I've not come up with good idea. Ugly idea is to keep track of all replays of
full_page_writes for every buffer pages (i.e., prepare 1-bit per buffer page
table and set the specified bit to 1 when full_page_writes is applied),
and then check whether full_page_writes has been already applied when
replaying normal WAL record... Do you have any better idea?

Regards,

--
Fujii Masao
NIPPON TELEGRAPH AND TELEPHONE CORPORATION
NTT Open Source Software Center

#82

Simon Riggs

simon@2ndQuadrant.com

almost 14 years ago

In reply to: Fujii Masao (#81)

Re: Online base backup from the hot-standby

On Mon, Jan 23, 2012 at 10:29 AM, Fujii Masao <masao.fujii@gmail.com> wrote:

On Fri, Jan 20, 2012 at 11:34 PM, Simon Riggs <simon@2ndquadrant.com> wrote:

On Fri, Jan 20, 2012 at 12:54 PM, Fujii Masao <masao.fujii@gmail.com> wrote:

Thanks for the review!

On Fri, Jan 20, 2012 at 8:15 PM, Simon Riggs <simon@2ndquadrant.com> wrote:

I'm looking at this patch and wondering why we're doing so many
press-ups to ensure full_page_writes parameter is on.
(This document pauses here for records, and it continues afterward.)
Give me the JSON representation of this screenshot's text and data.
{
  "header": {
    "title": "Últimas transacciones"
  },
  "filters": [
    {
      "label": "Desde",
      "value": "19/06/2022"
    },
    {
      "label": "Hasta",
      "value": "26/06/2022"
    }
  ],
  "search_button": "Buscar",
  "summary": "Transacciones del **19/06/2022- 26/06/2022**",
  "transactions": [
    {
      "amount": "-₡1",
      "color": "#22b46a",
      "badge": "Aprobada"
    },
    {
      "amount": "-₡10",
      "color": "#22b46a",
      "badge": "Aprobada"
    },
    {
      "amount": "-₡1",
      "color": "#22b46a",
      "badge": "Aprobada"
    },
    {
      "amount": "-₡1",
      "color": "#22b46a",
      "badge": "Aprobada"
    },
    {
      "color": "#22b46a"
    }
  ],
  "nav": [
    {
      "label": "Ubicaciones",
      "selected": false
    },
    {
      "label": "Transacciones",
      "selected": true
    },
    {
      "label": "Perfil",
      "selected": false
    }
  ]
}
This will still
fail if you use a utility that removes the full page writes, but fail
silently.

I think it would be beneficial to explicitly check that all WAL
records have full page writes actually attached to them until we
achieve consistency.

I agree that it's worth adding such a safeguard. That can be a self-contained
feature, so I'll submit a separate patch for that, to keep each patch small.

Maybe, but you mean do this now as well? Not sure I like silent errors.

If many people think the patch is not acceptable without such a safeguard,
I will do that right now. Otherwise, I'd like to take more time to do
that, i.e.,
add it to 9.2dev Oepn Items.

I've not come up with good idea. Ugly idea is to keep track of all replays of
full_page_writes for every buffer pages (i.e., prepare 1-bit per buffer page
table and set the specified bit to 1 when full_page_writes is applied),
and then check whether full_page_writes has been already applied when
replaying normal WAL record... Do you have any better idea?

Not sure.

I think the only possible bug here is one introduced by an outside utility.

In that case, I don't think it should be the job of the backend to go
too far to protect against such atypical error. So if we can't solve
it fairly easily and with no overhead then I'd say lets skip it. We
could easily introduce a bug here just by having faulty checking code.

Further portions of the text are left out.